On Thu, Jul 07, 2011 at 09:01:00AM +0200, Johannes Hofmann wrote: On Wed, Jul 06, 2011 at 10:04:48PM -0800, Roger wrote:
On Wed, Jul 06, 2011 at 11:55:13PM -0400, Benjamin Johnson wrote: On Wed, 06 Jul 2011 23:29:59 -0400, corvid <corvid@lavabit.com> wrote:
Benjamin: I'm curious about the addition of CyaSSL support. I don't know anything about it -- is it useful to you mostly for Windows reasons, or would it be useful for everyone in the general case?

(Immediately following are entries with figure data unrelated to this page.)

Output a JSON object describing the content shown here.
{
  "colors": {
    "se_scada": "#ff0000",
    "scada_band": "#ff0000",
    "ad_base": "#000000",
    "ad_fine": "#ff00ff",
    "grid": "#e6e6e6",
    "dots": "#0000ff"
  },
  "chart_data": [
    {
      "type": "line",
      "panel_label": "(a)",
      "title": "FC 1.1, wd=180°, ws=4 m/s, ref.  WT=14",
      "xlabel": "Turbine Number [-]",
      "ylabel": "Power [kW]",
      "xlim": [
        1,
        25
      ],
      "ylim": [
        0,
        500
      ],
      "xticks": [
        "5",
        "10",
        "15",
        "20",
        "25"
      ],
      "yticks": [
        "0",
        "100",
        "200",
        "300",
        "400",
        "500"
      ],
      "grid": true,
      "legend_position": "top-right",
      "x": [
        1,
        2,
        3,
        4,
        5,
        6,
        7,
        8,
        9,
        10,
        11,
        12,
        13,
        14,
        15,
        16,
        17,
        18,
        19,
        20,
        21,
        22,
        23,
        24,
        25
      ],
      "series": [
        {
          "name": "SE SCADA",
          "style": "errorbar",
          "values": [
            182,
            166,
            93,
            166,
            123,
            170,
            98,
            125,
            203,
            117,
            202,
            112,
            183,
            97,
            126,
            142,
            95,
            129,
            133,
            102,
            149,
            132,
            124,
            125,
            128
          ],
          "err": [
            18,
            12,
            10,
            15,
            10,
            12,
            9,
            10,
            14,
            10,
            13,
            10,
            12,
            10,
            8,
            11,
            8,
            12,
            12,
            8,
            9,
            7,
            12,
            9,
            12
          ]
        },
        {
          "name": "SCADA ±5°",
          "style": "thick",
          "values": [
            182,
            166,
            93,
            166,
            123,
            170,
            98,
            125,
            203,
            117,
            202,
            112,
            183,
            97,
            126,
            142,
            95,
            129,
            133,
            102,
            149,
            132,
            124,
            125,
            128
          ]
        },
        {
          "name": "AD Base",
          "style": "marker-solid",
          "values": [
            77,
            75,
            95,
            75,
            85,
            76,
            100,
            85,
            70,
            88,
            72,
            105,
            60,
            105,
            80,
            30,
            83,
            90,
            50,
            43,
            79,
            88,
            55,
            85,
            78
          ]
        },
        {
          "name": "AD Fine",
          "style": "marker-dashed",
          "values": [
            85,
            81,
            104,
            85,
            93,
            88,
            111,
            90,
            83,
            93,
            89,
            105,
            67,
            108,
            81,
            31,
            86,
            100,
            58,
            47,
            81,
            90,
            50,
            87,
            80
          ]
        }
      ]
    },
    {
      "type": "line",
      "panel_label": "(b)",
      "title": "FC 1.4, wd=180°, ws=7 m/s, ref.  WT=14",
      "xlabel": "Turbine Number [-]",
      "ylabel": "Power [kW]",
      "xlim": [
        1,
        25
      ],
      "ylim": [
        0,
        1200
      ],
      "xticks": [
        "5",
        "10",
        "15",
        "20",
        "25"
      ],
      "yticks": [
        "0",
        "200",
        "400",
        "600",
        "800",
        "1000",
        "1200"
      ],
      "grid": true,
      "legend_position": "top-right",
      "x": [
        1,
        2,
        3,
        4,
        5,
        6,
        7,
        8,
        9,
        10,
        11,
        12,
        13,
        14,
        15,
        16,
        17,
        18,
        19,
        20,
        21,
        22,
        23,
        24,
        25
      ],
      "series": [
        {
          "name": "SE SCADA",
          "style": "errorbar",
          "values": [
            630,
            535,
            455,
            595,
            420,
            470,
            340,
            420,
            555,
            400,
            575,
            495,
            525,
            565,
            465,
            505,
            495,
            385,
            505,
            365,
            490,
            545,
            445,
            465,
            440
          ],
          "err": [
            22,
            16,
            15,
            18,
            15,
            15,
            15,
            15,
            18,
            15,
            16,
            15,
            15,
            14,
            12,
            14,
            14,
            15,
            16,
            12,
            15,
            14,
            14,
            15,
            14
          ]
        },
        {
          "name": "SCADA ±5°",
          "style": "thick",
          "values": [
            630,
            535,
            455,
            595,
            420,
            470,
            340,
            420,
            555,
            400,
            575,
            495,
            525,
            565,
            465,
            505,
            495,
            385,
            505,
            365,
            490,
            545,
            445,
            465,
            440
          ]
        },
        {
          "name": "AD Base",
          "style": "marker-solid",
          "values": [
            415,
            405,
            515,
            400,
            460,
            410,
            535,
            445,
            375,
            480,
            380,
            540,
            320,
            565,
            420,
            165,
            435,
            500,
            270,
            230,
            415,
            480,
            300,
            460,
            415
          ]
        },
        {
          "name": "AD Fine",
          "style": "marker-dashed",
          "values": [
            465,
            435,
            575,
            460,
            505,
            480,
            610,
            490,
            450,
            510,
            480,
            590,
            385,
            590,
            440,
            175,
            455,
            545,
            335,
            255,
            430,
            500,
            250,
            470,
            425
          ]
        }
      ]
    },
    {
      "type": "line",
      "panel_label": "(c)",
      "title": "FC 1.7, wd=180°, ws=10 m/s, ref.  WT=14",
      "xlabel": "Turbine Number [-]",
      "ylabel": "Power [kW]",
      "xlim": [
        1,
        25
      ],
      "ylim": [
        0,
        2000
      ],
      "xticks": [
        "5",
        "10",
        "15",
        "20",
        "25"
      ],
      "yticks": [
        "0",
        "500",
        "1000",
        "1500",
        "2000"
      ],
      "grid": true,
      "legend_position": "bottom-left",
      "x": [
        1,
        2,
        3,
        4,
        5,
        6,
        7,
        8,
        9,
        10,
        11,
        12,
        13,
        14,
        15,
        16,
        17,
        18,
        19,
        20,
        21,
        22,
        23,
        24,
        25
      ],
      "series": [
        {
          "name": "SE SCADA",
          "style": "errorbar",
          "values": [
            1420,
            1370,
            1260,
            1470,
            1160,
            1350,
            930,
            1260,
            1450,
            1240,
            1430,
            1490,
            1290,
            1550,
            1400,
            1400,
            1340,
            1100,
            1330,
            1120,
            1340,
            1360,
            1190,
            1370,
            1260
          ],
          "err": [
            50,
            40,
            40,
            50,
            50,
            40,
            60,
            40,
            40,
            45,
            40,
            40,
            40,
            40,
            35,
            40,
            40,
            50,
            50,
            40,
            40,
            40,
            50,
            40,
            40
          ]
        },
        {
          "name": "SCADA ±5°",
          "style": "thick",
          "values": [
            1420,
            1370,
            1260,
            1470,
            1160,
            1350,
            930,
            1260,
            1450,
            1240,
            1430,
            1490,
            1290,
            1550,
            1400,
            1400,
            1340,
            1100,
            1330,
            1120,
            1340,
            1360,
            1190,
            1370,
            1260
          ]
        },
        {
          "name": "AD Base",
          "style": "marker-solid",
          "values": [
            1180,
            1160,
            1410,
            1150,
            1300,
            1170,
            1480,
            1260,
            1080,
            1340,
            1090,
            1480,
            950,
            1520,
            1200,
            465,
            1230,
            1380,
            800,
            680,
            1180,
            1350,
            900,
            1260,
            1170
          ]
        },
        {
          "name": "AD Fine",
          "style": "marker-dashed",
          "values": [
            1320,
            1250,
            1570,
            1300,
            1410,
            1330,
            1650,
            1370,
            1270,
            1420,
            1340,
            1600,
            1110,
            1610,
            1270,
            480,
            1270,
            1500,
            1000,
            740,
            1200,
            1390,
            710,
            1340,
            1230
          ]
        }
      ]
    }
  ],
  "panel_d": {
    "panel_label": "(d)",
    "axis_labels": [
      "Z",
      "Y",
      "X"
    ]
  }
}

Useful to everyone, I think. CyaSSL is a cross-platform, embedded SSL library; here's its homepage: http://www.yassl.com/yaSSL/Home.html
I started using it with the Windows version because it has an OpenSSL-compatible API, and a much smaller footprint -- 1.3 MB with CyaSSL versus 1.7 MB with OpenSSL. (I like that in 2011, Dillo can still fit on a floppy disk!) It's not quite as big a deal on Unix, since most distributions ship with OpenSSL, but I think it fits nicely with Dillo's goal of high software efficiency.
The CyaSSL patch actually doesn't change any source code, just some linker flags. On Unix it usually creates its own directory structure, like /usr/local/cyassl, with OpenSSL-compatible symlinks, so even that much isn't necessary.
On my Gentoo box:
$ locate cyassl
Returns a null search here. It sounds binary only or closed source?
polarssl might also be worth looking at.